The U.A.E. newspaper Khaleej Times in January cited concerns by several international banks and brokers about potential imbalances. It quoted a report from Shuaa Capital, which noted: “We expect a minimum of 125,000 units to hit the Dubai market alone between 2007 and 2009, of which the majority is due in 2007 and 2008. By 2009, we estimate there will be a total of 77,000 units targeting high-income occupants, while the projected total demand for these units is just 36,100 for the same year.”

Still, the report added, the supply of residential, commercial, hospitality and retail properties in both emirates “has not yet been able to fulfill the growing demand." Residential sales are still red hot; some 1,400 apartment units available at Al Raha Gardens in Abu Dhabi sold out within 48 hours last year.
Even as they build up their domestic real estate portfolios, however, investors from the Emirates are expanding globally: These countries want to be long-term players in global finance and their ambitions can be seen in a series of recent deals, says Pádraig Brown, associate director, Global Strategy & Research, International Capital Group, Jones Lang LaSalle in London.
The U.A.E., together with investors in neighboring Arabian Gulf countries are investing more than $10 billion a year in commercial real estate markets in Europe, North America and Asia Pacific, Brown estimates.

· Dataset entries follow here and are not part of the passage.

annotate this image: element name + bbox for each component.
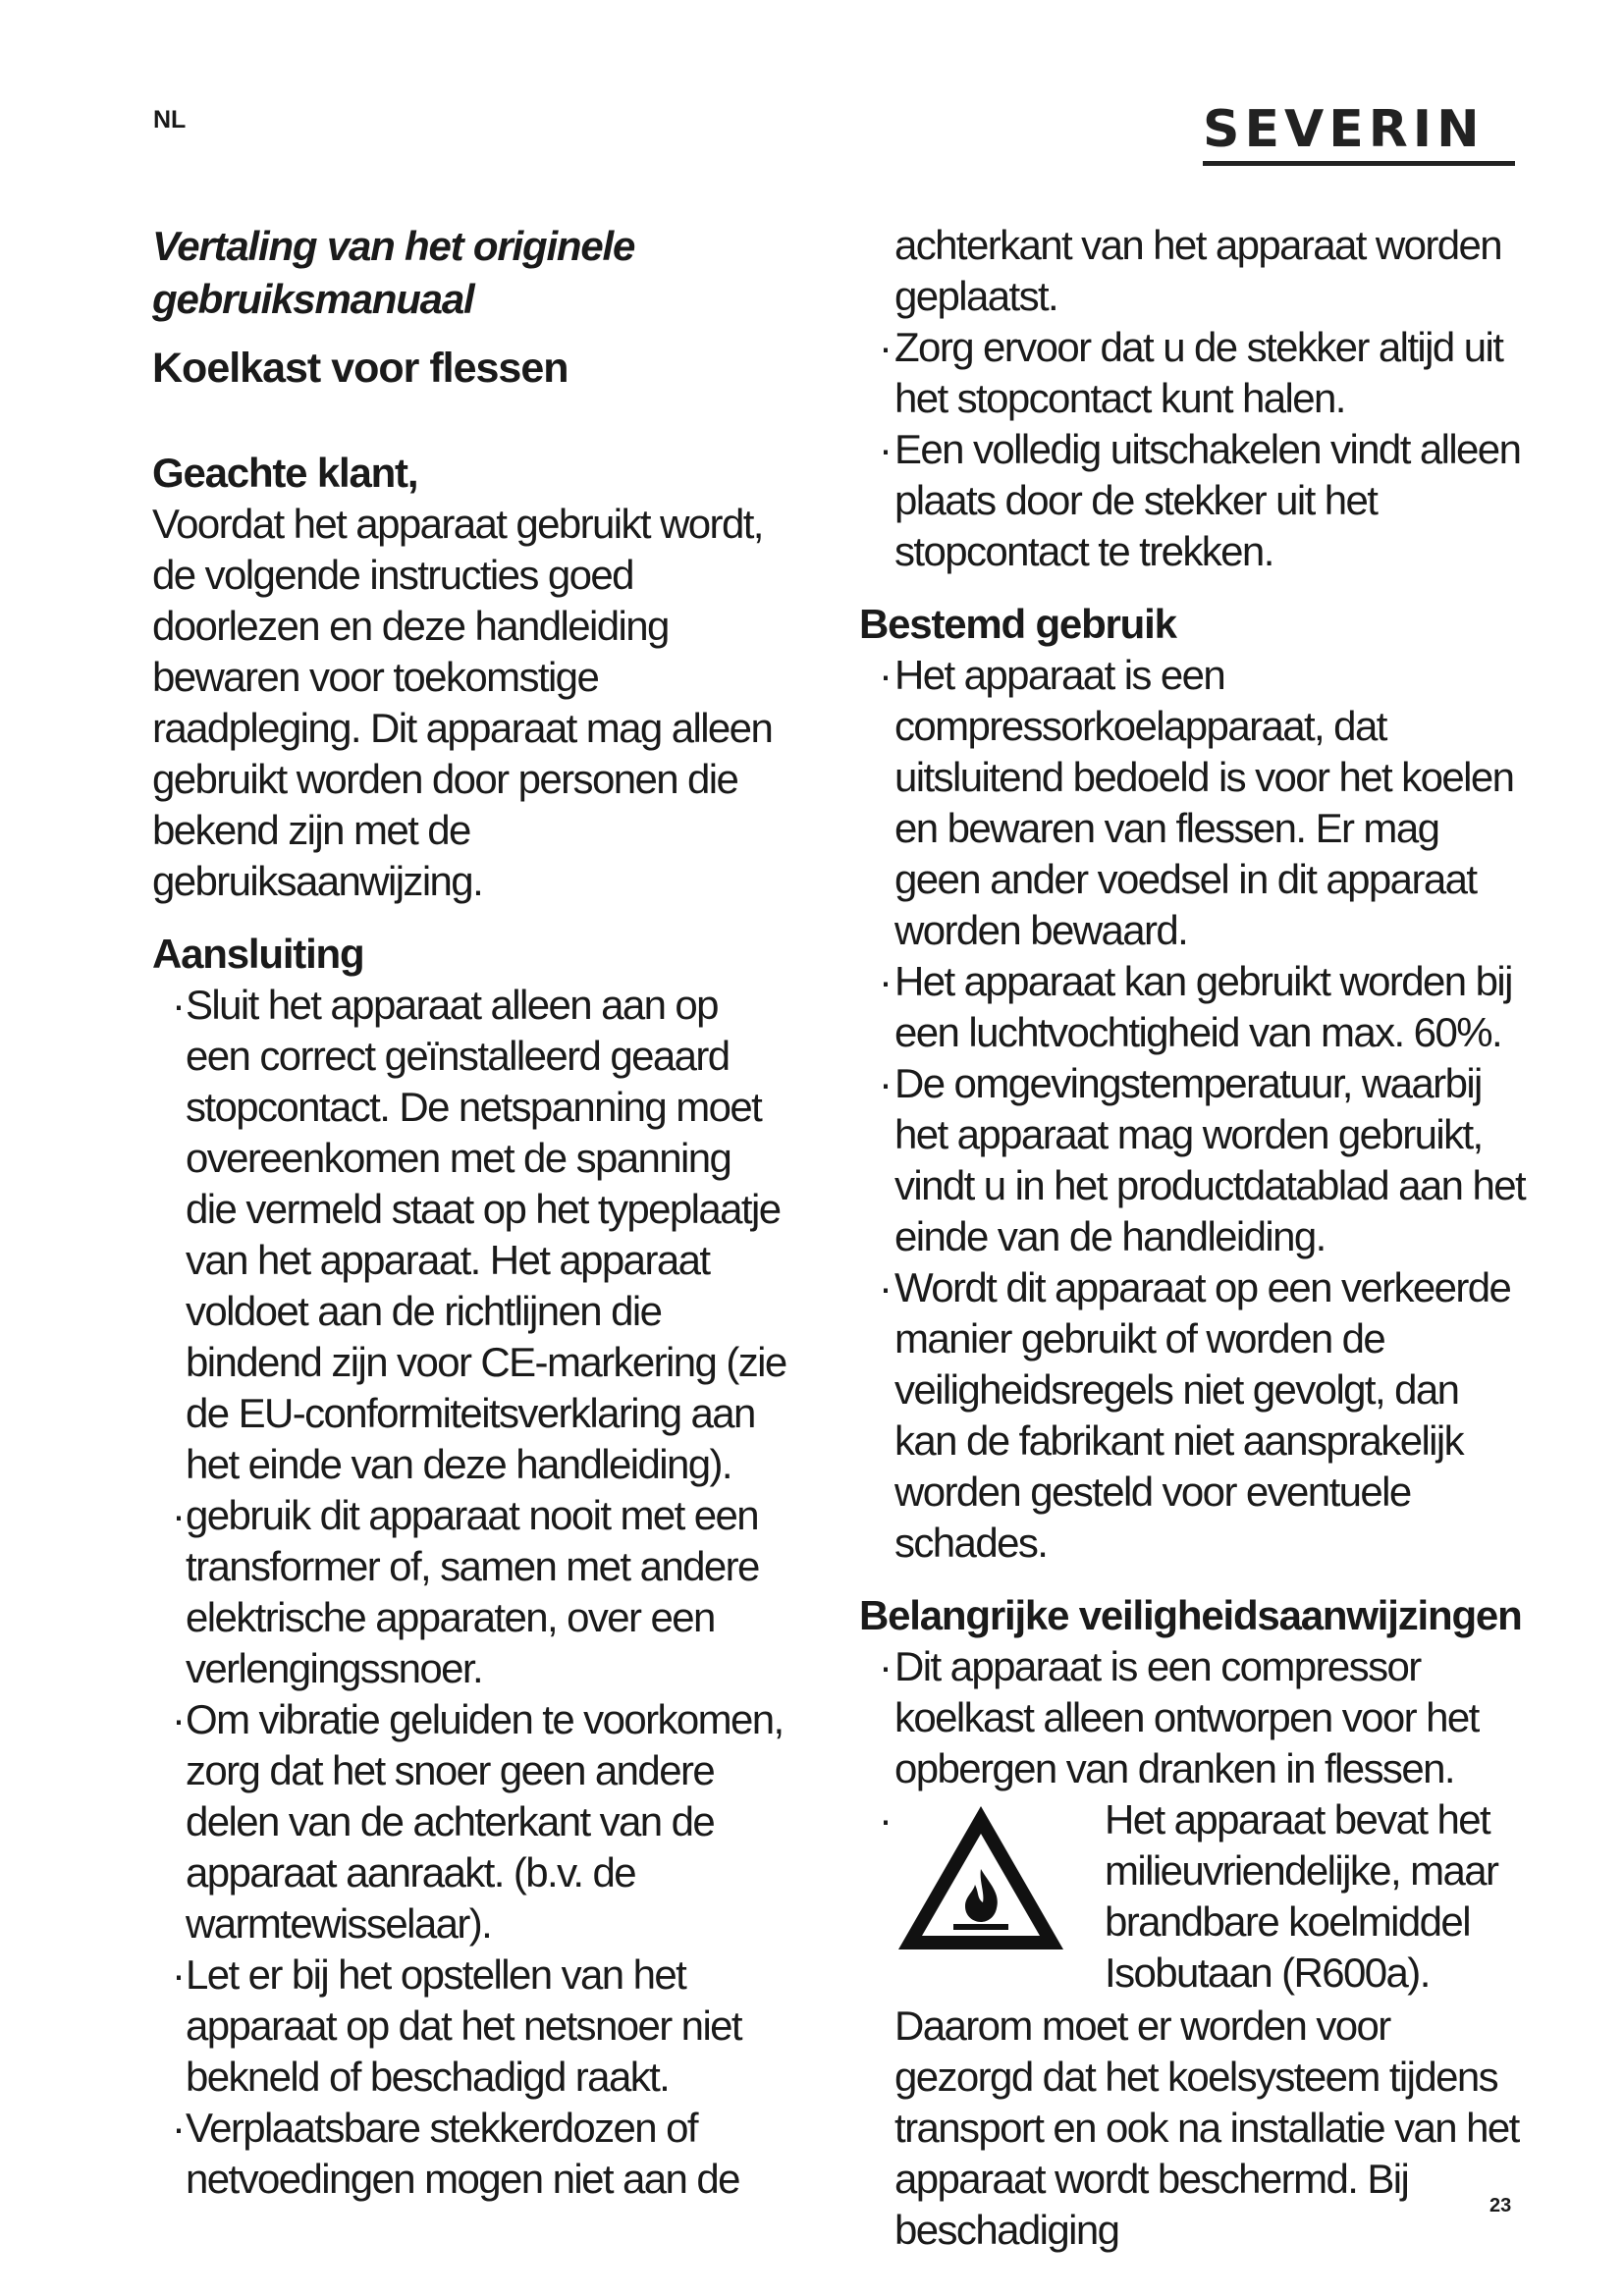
bullet-icon: · bbox=[172, 1492, 185, 1538]
connection-list-continued bbox=[859, 322, 1527, 577]
warning-followup: Daarom moet er worden voor gezorgd dat het koelsysteem tijdens transport en ook na installatie van het apparaat wordt beschermd. Bij beschadiging bbox=[894, 2002, 1519, 2253]
list-item bbox=[859, 956, 1527, 1058]
left-column bbox=[152, 220, 790, 2205]
bullet-icon: · bbox=[879, 426, 892, 472]
bullet-icon: · bbox=[172, 982, 185, 1028]
list-item-text: Het apparaat kan gebruikt worden bij een luchtvochtigheid van max. 60%. bbox=[894, 958, 1512, 1055]
list-item bbox=[152, 1490, 790, 1694]
bullet-icon: · bbox=[172, 2105, 185, 2151]
intended-use-heading: Bestemd gebruik bbox=[859, 601, 1176, 647]
bullet-icon: · bbox=[879, 1264, 892, 1310]
intro-paragraph: Voordat het apparaat gebruikt wordt, de volgende instructies goed doorlezen en deze handleiding bewaren voor toekomstige raadpleging. Dit apparaat mag alleen gebruikt worden door personen die bekend zijn met de gebruiksaanwijzing. bbox=[152, 501, 773, 904]
list-item-text: Dit apparaat is een compressor koelkast alleen ontworpen voor het opbergen van dranken in flessen. bbox=[894, 1643, 1479, 1791]
list-item bbox=[152, 1949, 790, 2103]
connection-heading: Aansluiting bbox=[152, 931, 364, 977]
list-item bbox=[859, 322, 1527, 424]
bullet-icon: · bbox=[879, 1060, 892, 1106]
bullet-icon: · bbox=[172, 1951, 185, 1998]
list-item bbox=[859, 650, 1527, 956]
list-item-text: Let er bij het opstellen van het apparaat op dat het netsnoer niet bekneld of beschadigd raakt. bbox=[186, 1951, 742, 2100]
list-item-text: Om vibratie geluiden te voorkomen, zorg dat het snoer geen andere delen van de achterkant van de apparaat aanraakt. (b.v. de warmtewisselaar). bbox=[186, 1696, 784, 1947]
document-title: Vertaling van het originele gebruiksmanuaal bbox=[152, 223, 635, 322]
warning-text: Het apparaat bevat het milieuvriendelijke, maar brandbare koelmiddel Isobutaan (R600a). bbox=[1105, 1796, 1498, 1996]
right-column bbox=[859, 220, 1527, 2256]
list-item bbox=[859, 424, 1527, 577]
safety-list bbox=[859, 1641, 1527, 1794]
intended-use-list bbox=[859, 650, 1527, 1569]
list-item-text: De omgevingstemperatuur, waarbij het apparaat mag worden gebruikt, vindt u in het productdatablad aan het einde van de handleiding. bbox=[894, 1060, 1526, 1259]
safety-heading: Belangrijke veiligheidsaanwijzingen bbox=[859, 1592, 1522, 1638]
bullet-icon: · bbox=[879, 324, 892, 370]
list-item bbox=[859, 1262, 1527, 1569]
language-code: NL bbox=[153, 106, 187, 133]
list-item bbox=[152, 1694, 790, 1949]
list-item-text: Wordt dit apparaat op een verkeerde manier gebruikt of worden de veiligheidsregels niet gevolgt, dan kan de fabrikant niet aansprakelijk worden gesteld voor eventuele schades. bbox=[894, 1264, 1511, 1566]
bullet-icon: · bbox=[879, 958, 892, 1004]
page-number: 23 bbox=[1489, 2195, 1512, 2216]
warning-item bbox=[859, 1794, 1527, 2001]
bullet-icon: · bbox=[879, 652, 892, 698]
list-item-text: Een volledig uitschakelen vindt alleen plaats door de stekker uit het stopcontact te trekken. bbox=[894, 426, 1521, 574]
list-item-text: gebruik dit apparaat nooit met een transformer of, samen met andere elektrische apparaten, over een verlengingssnoer. bbox=[186, 1492, 759, 1691]
bullet-icon: · bbox=[172, 1696, 185, 1742]
product-title: Koelkast voor flessen bbox=[152, 345, 568, 392]
greeting-heading: Geachte klant, bbox=[152, 450, 418, 496]
list-item-text: Verplaatsbare stekkerdozen of netvoedingen mogen niet aan de bbox=[186, 2105, 739, 2202]
brand-name: SEVERIN bbox=[1203, 100, 1485, 159]
list-item-text: Zorg ervoor dat u de stekker altijd uit het stopcontact kunt halen. bbox=[894, 324, 1503, 421]
list-item-text: Sluit het apparaat alleen aan op een correct geïnstalleerd geaard stopcontact. De netspanning moet overeenkomen met de spanning die vermeld staat op het typeplaatje van het apparaat. Het apparaat voldoet aan de richtlijnen die bindend zijn voor CE-markering (zie de EU-conformiteitsverklaring aan het einde van deze handleiding). bbox=[186, 982, 786, 1487]
connection-list bbox=[152, 980, 790, 2205]
bullet-icon: · bbox=[879, 1643, 892, 1689]
flammable-warning-icon bbox=[894, 1802, 1067, 1953]
bullet-icon: · bbox=[879, 1796, 892, 1842]
list-item bbox=[859, 1641, 1527, 1794]
list-item bbox=[152, 980, 790, 1490]
logo-underline bbox=[1203, 161, 1515, 166]
list-item bbox=[859, 1058, 1527, 1262]
brand-logo bbox=[1203, 102, 1515, 166]
list-item bbox=[152, 2103, 790, 2205]
continued-text: achterkant van het apparaat worden geplaatst. bbox=[894, 222, 1502, 319]
list-item-text: Het apparaat is een compressorkoelapparaat, dat uitsluitend bedoeld is voor het koelen en bewaren van flessen. Er mag geen ander voedsel in dit apparaat worden bewaard. bbox=[894, 652, 1514, 953]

That is double the level of overseas real estate investment that they made in 2004. Britain continues to be the favorite of Gulf investors. According to Jones Lang LaSalle, these investors plowed $6 billion into UK properties in 2005, including the purchase of office properties by the Abu Dhabi royal family.

Gulf investors’ real estate acquisitions in the U.S. jumped to $4 billion last year, up from $2.4 billion in 2005. Purchases included the $1.2 billion deal for 380 Park Ave. by Istithmar, the investment arm of the Dubai government. The price for the former Boston Properties asset set a record for a Manhattan office property.